We study the trajectories of a semiclassical quantum particle under repeated indirect measurement by Kraus operators, in the setting of the quantized torus. In between measurements, the system evolves via either Hamiltonian propagators or metaplectic operators. We show in both cases the convergence in total variation of the quantum trajectory to its corresponding classical trajectory, as defined by the propagation of a semiclassical defect measure. This convergence holds up to the Ehrenfest time of the classical system, which is larger when the system is “less chaotic.” In addition, we present numerical simulations of these effects. In proving this result, we provide a characterization of a type of semi-classical defect measure we call uniform defect measures.

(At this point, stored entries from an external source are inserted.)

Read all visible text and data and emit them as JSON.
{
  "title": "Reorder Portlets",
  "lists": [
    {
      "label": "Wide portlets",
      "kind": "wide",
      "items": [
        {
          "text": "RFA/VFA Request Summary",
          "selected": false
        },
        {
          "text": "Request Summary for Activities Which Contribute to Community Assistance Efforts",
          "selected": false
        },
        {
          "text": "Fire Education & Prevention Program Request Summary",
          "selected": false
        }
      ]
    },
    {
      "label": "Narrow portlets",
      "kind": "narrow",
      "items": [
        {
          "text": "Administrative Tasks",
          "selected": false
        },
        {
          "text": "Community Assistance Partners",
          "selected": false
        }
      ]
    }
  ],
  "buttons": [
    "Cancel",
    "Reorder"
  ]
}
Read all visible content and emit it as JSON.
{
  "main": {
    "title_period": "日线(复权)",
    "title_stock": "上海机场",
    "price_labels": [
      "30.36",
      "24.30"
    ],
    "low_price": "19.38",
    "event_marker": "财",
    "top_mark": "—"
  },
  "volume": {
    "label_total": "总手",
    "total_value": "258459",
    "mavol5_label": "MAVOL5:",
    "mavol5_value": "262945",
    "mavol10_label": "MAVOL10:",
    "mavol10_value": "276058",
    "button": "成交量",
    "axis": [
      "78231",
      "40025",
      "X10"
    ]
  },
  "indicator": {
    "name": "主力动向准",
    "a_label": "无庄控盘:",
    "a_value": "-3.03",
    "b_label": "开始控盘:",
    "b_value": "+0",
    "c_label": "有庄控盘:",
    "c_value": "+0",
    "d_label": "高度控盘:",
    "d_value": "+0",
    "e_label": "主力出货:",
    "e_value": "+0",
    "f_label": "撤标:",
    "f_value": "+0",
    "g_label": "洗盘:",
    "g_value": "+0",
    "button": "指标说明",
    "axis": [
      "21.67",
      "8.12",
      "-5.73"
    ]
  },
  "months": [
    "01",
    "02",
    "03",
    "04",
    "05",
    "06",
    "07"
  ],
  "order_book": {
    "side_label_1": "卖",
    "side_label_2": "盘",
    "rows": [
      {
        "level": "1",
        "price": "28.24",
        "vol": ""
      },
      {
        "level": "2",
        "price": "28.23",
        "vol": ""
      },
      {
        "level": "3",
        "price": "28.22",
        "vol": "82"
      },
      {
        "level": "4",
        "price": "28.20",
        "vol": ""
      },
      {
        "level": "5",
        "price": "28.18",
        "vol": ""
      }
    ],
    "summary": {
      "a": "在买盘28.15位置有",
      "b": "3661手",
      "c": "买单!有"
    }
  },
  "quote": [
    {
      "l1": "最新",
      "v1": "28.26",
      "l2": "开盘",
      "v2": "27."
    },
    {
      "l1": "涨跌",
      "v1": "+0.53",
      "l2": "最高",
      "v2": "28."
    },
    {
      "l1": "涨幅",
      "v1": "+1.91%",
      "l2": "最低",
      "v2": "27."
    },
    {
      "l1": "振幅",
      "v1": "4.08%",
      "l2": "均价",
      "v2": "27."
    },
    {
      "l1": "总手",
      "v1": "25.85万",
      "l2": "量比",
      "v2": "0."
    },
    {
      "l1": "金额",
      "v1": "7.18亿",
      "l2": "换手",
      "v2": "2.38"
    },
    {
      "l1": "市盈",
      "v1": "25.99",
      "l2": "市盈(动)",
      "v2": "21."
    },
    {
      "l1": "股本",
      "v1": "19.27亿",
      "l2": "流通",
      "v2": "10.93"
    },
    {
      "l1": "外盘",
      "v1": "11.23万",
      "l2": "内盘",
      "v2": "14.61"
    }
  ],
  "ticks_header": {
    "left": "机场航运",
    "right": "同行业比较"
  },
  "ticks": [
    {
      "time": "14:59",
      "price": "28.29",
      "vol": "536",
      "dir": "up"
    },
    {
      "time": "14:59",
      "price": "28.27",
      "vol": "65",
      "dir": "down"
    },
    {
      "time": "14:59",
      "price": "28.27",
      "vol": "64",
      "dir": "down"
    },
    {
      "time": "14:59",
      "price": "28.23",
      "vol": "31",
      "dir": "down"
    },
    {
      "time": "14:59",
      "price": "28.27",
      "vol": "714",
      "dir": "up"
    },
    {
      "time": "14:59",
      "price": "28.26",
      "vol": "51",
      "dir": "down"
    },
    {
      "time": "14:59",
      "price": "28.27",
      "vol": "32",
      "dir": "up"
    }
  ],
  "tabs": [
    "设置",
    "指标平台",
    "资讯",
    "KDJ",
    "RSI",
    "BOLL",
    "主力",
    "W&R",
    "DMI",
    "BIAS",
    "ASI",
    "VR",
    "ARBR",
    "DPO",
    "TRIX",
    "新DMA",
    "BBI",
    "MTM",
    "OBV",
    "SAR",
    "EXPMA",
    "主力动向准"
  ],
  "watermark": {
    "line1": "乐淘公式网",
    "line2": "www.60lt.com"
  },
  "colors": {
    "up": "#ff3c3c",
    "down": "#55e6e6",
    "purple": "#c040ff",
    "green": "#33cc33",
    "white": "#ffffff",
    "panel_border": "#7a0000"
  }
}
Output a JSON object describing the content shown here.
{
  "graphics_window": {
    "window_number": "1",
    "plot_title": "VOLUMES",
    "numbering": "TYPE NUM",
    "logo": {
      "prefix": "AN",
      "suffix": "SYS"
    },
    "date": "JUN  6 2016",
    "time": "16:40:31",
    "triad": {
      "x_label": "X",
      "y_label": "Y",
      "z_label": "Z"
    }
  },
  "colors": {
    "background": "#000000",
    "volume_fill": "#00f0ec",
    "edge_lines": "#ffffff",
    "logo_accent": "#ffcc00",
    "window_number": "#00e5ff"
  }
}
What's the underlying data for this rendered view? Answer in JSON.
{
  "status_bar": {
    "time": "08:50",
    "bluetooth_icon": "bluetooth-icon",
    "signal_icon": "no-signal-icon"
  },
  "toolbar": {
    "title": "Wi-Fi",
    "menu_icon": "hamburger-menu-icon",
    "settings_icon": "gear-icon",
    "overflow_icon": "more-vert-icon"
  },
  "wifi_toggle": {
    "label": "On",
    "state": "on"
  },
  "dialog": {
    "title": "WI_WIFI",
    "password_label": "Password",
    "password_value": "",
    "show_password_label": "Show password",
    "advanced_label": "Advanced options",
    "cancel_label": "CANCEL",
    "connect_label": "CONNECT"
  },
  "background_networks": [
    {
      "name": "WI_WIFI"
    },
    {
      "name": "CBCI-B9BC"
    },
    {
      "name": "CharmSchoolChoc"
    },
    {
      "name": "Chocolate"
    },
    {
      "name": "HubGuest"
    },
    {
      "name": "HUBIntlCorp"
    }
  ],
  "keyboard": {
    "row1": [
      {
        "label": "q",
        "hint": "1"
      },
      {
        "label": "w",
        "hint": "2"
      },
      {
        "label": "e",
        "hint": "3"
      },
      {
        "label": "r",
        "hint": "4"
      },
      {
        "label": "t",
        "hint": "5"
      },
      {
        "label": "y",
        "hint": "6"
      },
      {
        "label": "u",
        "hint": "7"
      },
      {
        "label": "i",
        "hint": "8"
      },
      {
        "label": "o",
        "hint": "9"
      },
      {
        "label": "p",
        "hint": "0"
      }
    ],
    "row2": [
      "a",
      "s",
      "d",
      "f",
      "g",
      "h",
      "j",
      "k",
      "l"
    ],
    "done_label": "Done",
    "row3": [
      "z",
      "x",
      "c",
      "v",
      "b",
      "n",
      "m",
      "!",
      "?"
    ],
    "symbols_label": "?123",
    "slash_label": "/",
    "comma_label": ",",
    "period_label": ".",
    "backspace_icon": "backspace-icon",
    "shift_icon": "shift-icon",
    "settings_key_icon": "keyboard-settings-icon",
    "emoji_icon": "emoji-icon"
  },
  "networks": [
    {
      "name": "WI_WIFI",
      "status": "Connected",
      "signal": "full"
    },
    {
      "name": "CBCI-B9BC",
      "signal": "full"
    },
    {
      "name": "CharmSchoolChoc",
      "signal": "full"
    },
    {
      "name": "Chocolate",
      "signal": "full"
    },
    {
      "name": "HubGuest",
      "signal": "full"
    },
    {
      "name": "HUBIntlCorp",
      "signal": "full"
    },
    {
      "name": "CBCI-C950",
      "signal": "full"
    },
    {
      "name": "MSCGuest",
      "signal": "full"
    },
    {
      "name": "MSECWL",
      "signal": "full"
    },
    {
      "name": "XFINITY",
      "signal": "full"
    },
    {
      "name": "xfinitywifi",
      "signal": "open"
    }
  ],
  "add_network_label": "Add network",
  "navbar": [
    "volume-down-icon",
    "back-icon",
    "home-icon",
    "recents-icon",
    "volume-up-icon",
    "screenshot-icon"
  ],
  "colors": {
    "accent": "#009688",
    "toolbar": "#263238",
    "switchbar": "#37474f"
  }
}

We also prove derivative estimates of a function composed with a flow on the torus.

我们在量子环面的设置下，研究了克劳斯算子重复间接测量下的半经典量子粒子的轨迹。在测量之间，系统通过哈密顿传播器或元波算子演化。我们在这两种情况下都展示了量子轨迹的总变分与其相应的经典轨迹的收敛性，如半经典缺陷测量的传播所定义的。这种收敛符合经典系统的埃伦菲斯特时间，当系统“不太混乱”时，埃伦菲斯特时间就更大。此外，我们还对这些效应进行了数值模拟。在证明这个结果时，我们提供了一种半经典缺陷度量的表征，我们称之为统一缺陷度量。我们还证明了由环面上的流组成的函数的导数估计。